En outre, après chaque combat, l’athlète se voit interdire de combattre de nouveau pendant une période décidée par le médecin et déterminée par la gravité de ses blessures, et cette suspension s’est avérée en moyenne plus courte en MMA qu’en boxe (20 jours vs 26), autre signe que les boxeurs sortent plus amochés de leurs combats.

Et encore, il ne serait pas insensé de croire que leur échantillon diminuait la dangerosité de la boxe, puisque près de 20 % des boxeurs examinés ici étaient en fait des boxeuses, alors que seulement 1 % de l’échantillon d’arts martiaux mixtes était composé de femmes.
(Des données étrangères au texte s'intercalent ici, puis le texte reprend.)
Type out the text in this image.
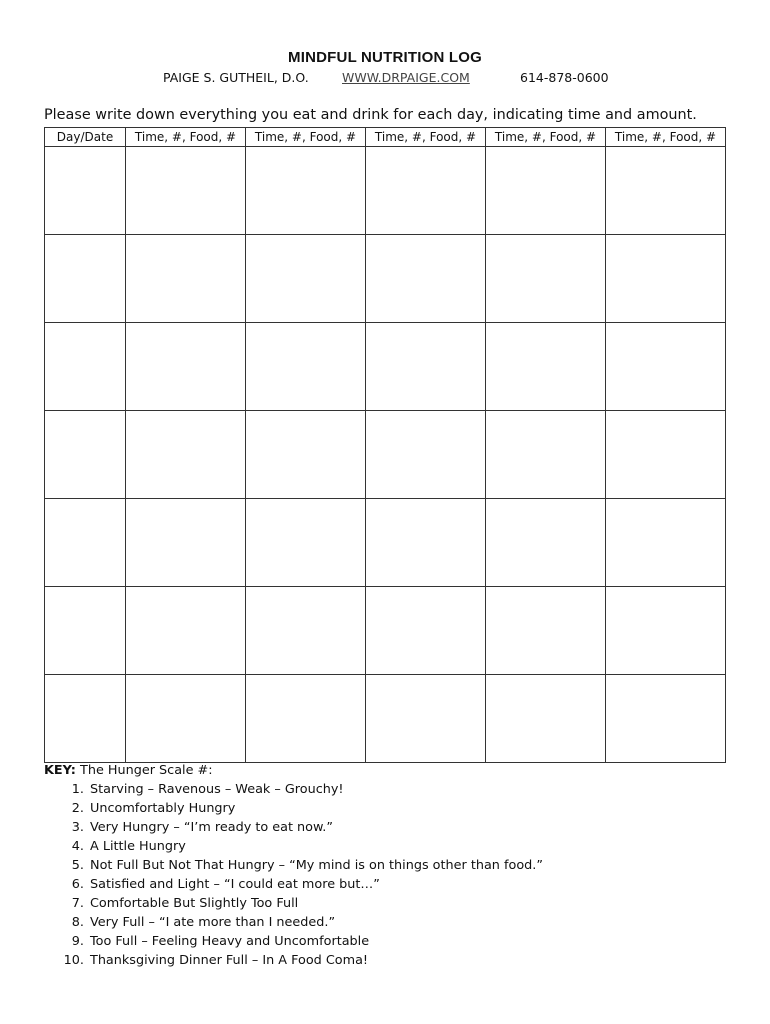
MINDFUL NUTRITION LOG
PAIGE S. GUTHEIL, D.O.	WWW.DRPAIGE.COM	614-878-0600
Please write down everything you eat and drink for each day, indicating time and amount.
Day/Date	Time, #, Food, #	Time, #, Food, #	Time, #, Food, #	Time, #, Food, #	Time, #, Food, #

KEY: The Hunger Scale #:
1. Starving – Ravenous – Weak – Grouchy!
2. Uncomfortably Hungry
3. Very Hungry – “I’m ready to eat now.”
4. A Little Hungry
5. Not Full But Not That Hungry – “My mind is on things other than food.”
6. Satisfied and Light – “I could eat more but…”
7. Comfortable But Slightly Too Full
8. Very Full – “I ate more than I needed.”
9. Too Full – Feeling Heavy and Uncomfortable
10. Thanksgiving Dinner Full – In A Food Coma!
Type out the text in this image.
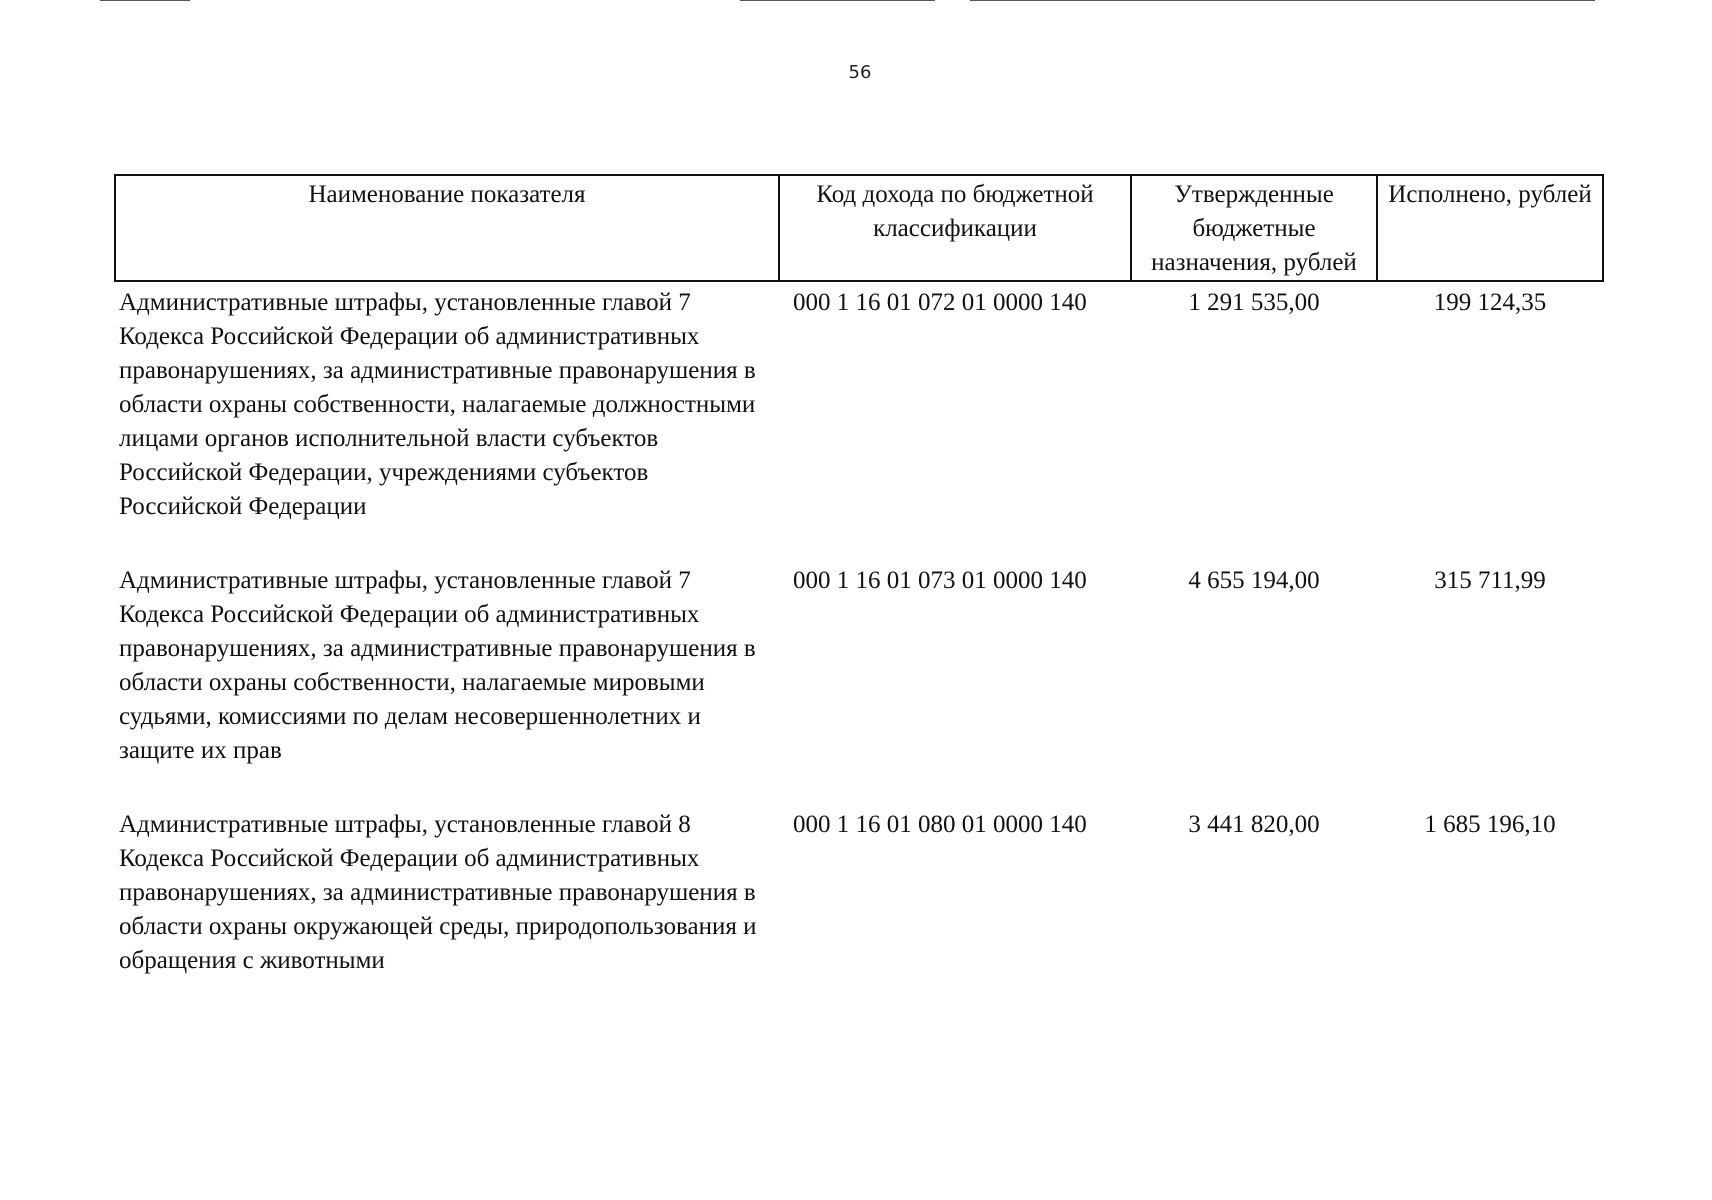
56
Наименование показателя	Код дохода по бюджетной классификации	Утвержденные бюджетные назначения, рублей	Исполнено, рублей
Административные штрафы, установленные главой 7 Кодекса Российской Федерации об административных правонарушениях, за административные правонарушения в области охраны собственности, налагаемые должностными лицами органов исполнительной власти субъектов Российской Федерации, учреждениями субъектов Российской Федерации	000 1 16 01 072 01 0000 140	1 291 535,00	199 124,35
Административные штрафы, установленные главой 7 Кодекса Российской Федерации об административных правонарушениях, за административные правонарушения в области охраны собственности, налагаемые мировыми судьями, комиссиями по делам несовершеннолетних и защите их прав	000 1 16 01 073 01 0000 140	4 655 194,00	315 711,99
Административные штрафы, установленные главой 8 Кодекса Российской Федерации об административных правонарушениях, за административные правонарушения в области охраны окружающей среды, природопользования и обращения с животными	000 1 16 01 080 01 0000 140	3 441 820,00	1 685 196,10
Celles-ci étant en moyenne moins puissantes que les hommes, on peut penser que cela a réduit artificiellement le nombre et/ou la gravité des blessures du côté boxe.

Les auteurs font également état de recherches américaines faisant la même comparaison qu’eux, avec des résultats variables — certains travaux concluent que les MMA sont plus dangereux, d’autres non. Ces résultats contre-intuitifs pourraient s’expliquer par le fait que dans les arts martiaux mixtes, parce qu’ils permettent des prises de lutte et des séquences au sol, les combattants sont moins souvent en bonne position pour s’asséner des coups particulièrement violents.

Bref, comme ils disent à Edmonton : I stand corrected.